Colin J. Barnstable was named chair of the Department of Neural and Behavioral Sciences in the Penn State College of Medicine, effective Aug. 1. Barnstable joins the College of Medicine after nearly two decades at Yale University School of Medicine, most recently as professor and vice-chair of research in the Department of Ophthalmology and Visual Science. He also is professor of neurobiology and past director of the interdepartmental neuroscience graduate program at Yale University.
"The recruitment of Dr. Colin Barnstable to Penn State College of Medicine and Penn State Hershey Medical Center underscores our commitment to advancing Penn State forward as an internationally recognized leader in the neurosciences," said Harold L. Paz, dean of the Penn State College of Medicine and chief executive officer of Penn State Hershey Medical Center. "I am confident that with the arrival of this distinguished scientist, Penn State Hershey Medical Center will significantly advance neuroscience research from the laboratory to the patient bedside. Given the many patients suffering from Alzheimer's disease, Parkinson's disease and other devastating neurological disorders that diminish quality of life or end it prematurely, the investments we are making in the neurosciences will be vitally important for generations to come."

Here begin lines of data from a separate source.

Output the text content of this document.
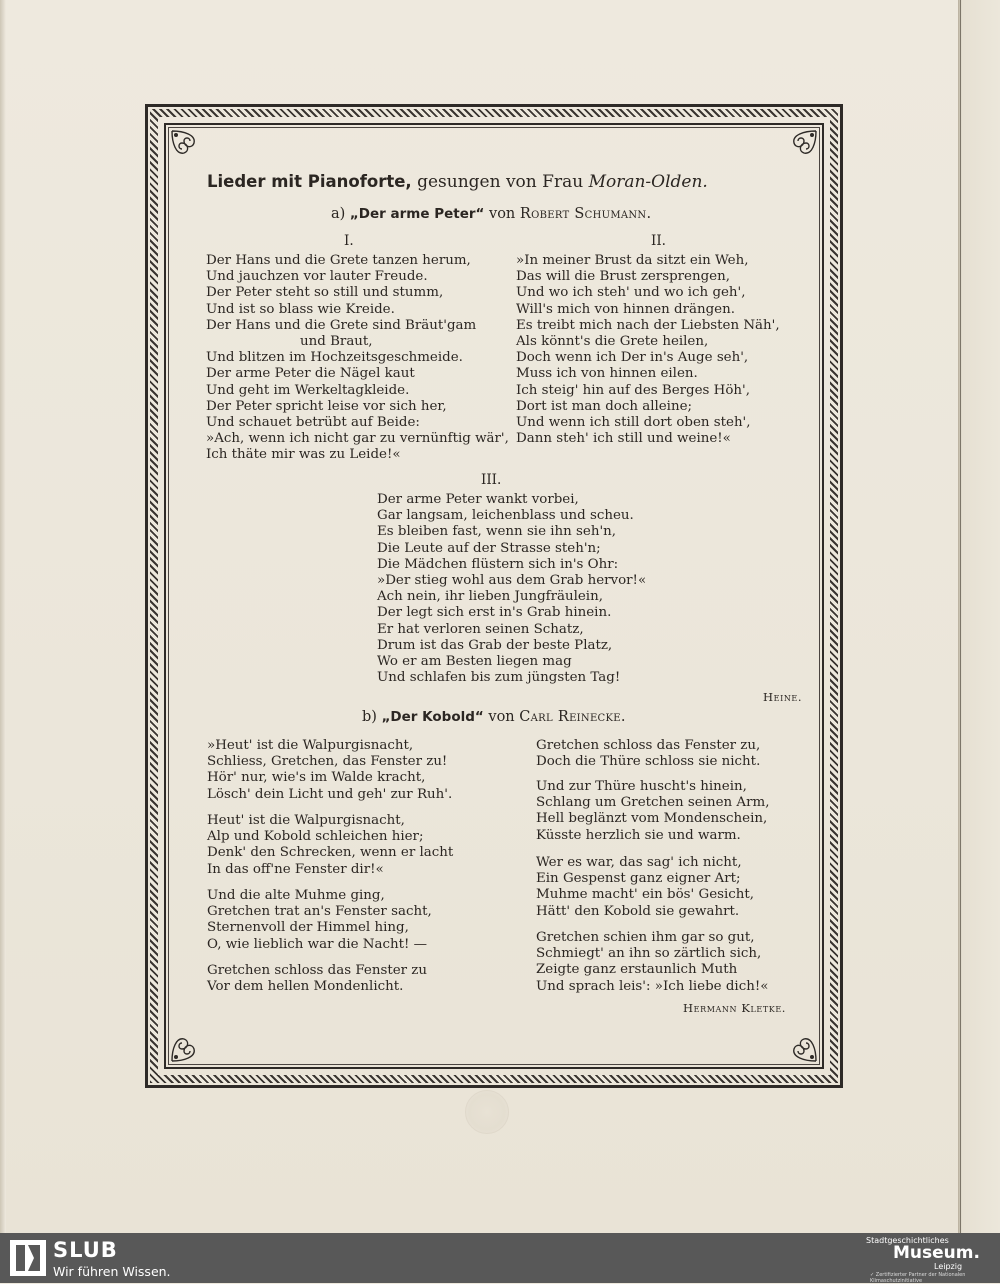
Lieder mit Pianoforte, gesungen von Frau Moran-Olden.
a) „Der arme Peter“ von Robert Schumann.
I.	II.
Der Hans und die Grete tanzen herum,
Und jauchzen vor lauter Freude.
Der Peter steht so still und stumm,
Und ist so blass wie Kreide.
Der Hans und die Grete sind Bräut'gam
und Braut,
Und blitzen im Hochzeitsgeschmeide.
Der arme Peter die Nägel kaut
Und geht im Werkeltagkleide.
Der Peter spricht leise vor sich her,
Und schauet betrübt auf Beide:
»Ach, wenn ich nicht gar zu vernünftig wär',
Ich thäte mir was zu Leide!«
»In meiner Brust da sitzt ein Weh,
Das will die Brust zersprengen,
Und wo ich steh' und wo ich geh',
Will's mich von hinnen drängen.
Es treibt mich nach der Liebsten Näh',
Als könnt's die Grete heilen,
Doch wenn ich Der in's Auge seh',
Muss ich von hinnen eilen.
Ich steig' hin auf des Berges Höh',
Dort ist man doch alleine;
Und wenn ich still dort oben steh',
Dann steh' ich still und weine!«
III.
Der arme Peter wankt vorbei,
Gar langsam, leichenblass und scheu.
Es bleiben fast, wenn sie ihn seh'n,
Die Leute auf der Strasse steh'n;
Die Mädchen flüstern sich in's Ohr:
»Der stieg wohl aus dem Grab hervor!«
Ach nein, ihr lieben Jungfräulein,
Der legt sich erst in's Grab hinein.
Er hat verloren seinen Schatz,
Drum ist das Grab der beste Platz,
Wo er am Besten liegen mag
Und schlafen bis zum jüngsten Tag!
Heine.
b) „Der Kobold“ von Carl Reinecke.
»Heut' ist die Walpurgisnacht,
Schliess, Gretchen, das Fenster zu!
Hör' nur, wie's im Walde kracht,
Lösch' dein Licht und geh' zur Ruh'.
Heut' ist die Walpurgisnacht,
Alp und Kobold schleichen hier;
Denk' den Schrecken, wenn er lacht
In das off'ne Fenster dir!«
Und die alte Muhme ging,
Gretchen trat an's Fenster sacht,
Sternenvoll der Himmel hing,
O, wie lieblich war die Nacht! —
Gretchen schloss das Fenster zu
Vor dem hellen Mondenlicht.
Gretchen schloss das Fenster zu,
Doch die Thüre schloss sie nicht.
Und zur Thüre huscht's hinein,
Schlang um Gretchen seinen Arm,
Hell beglänzt vom Mondenschein,
Küsste herzlich sie und warm.
Wer es war, das sag' ich nicht,
Ein Gespenst ganz eigner Art;
Muhme macht' ein bös' Gesicht,
Hätt' den Kobold sie gewahrt.
Gretchen schien ihm gar so gut,
Schmiegt' an ihn so zärtlich sich,
Zeigte ganz erstaunlich Muth
Und sprach leis': »Ich liebe dich!«
Hermann Kletke.
SLUB
Wir führen Wissen.
Stadtgeschichtliches
Museum.
Leipzig
✓ Zertifizierter Partner der Nationalen Klimaschutzinitiative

Barnstable has published more than 160 peer-reviewed publications and is a series editor for a set of research textbooks in ophthalmology. He has served on the editorial boards of the Journal of Neuroscience, the Journal of Molecular Neuroscience, and the Journal of Neurochemistry and is currently on the editorial boards of Molecular Neurobiology and Experimental Eye Research. Barnstable has served on a number of National Institutes of Health (NIH) Study Sections and on the advisory boards of several research foundations, including the Foundation Fighting Blindness (Canada), The Macular Vision Research Foundation, and the COBRE program of the LSU Neuroscience Center.
"I am honored and excited at the opportunity to lead Penn State College of Medicine's Department of Neural and Behavioral Sciences into a period of growth and increasing excellence," said Barnstable. "The tremendous advances in molecular biology, imaging and computational neuroscience made in recent years have given us unprecedented opportunities to understand the mechanisms that control normal function and pathological disturbances of the nervous systems. With the commitment of the College of Medicine to develop strength in neuroscience, I am confident that we will build an internationally recognized program that will have a very positive impact on our understanding and treatment of neurological diseases."
Barnstable began his faculty career in the Department of Neurobiology at Harvard Medical School in 1980. He was a member of the faculty at the Rockefeller University for five years before moving to Yale. Barnstable is internationally recognized for his studies of mammalian visual system development and structure. For this work, he has received numerous awards and honors, including the Alfred P. Sloan Research Fellow (1984-1986), Demuth Swiss Medical Foundation International Award in Neuroscience (1988), Jules & Doris Stein Research to Prevent Blindness Professor (1988-1996), and Senior Scientific Investigator, Research to Prevent Blindness Inc. (1999-2001).
Barnstable earned his undergraduate degree in biochemistry in 1975 at University College, Oxford, England, and his doctorate in genetics at Wolfson College, Oxford, England, in 1978. He then came to the United States, where he completed a postdoctoral fellowship in neurobiology at Harvard Medical School from 1978-1980.
The Department of Neural and Behavioral Sciences in the Penn State College of Medicine was formed in 2003. Research in neural and behavioral sciences is aimed at understanding the ways in which the nervous system works at the cellular and molecular level as well as delineating the role of the nervous system in the maintenance of health and in the pathophysiology of various diseases including hypertension, drug addiction, autism, Alzheimer's, Parkinson's, Maple Syrup Urine disease, multiple sclerosis, restless legs syndrome, macular degeneration, diabetic retinopathy and stroke.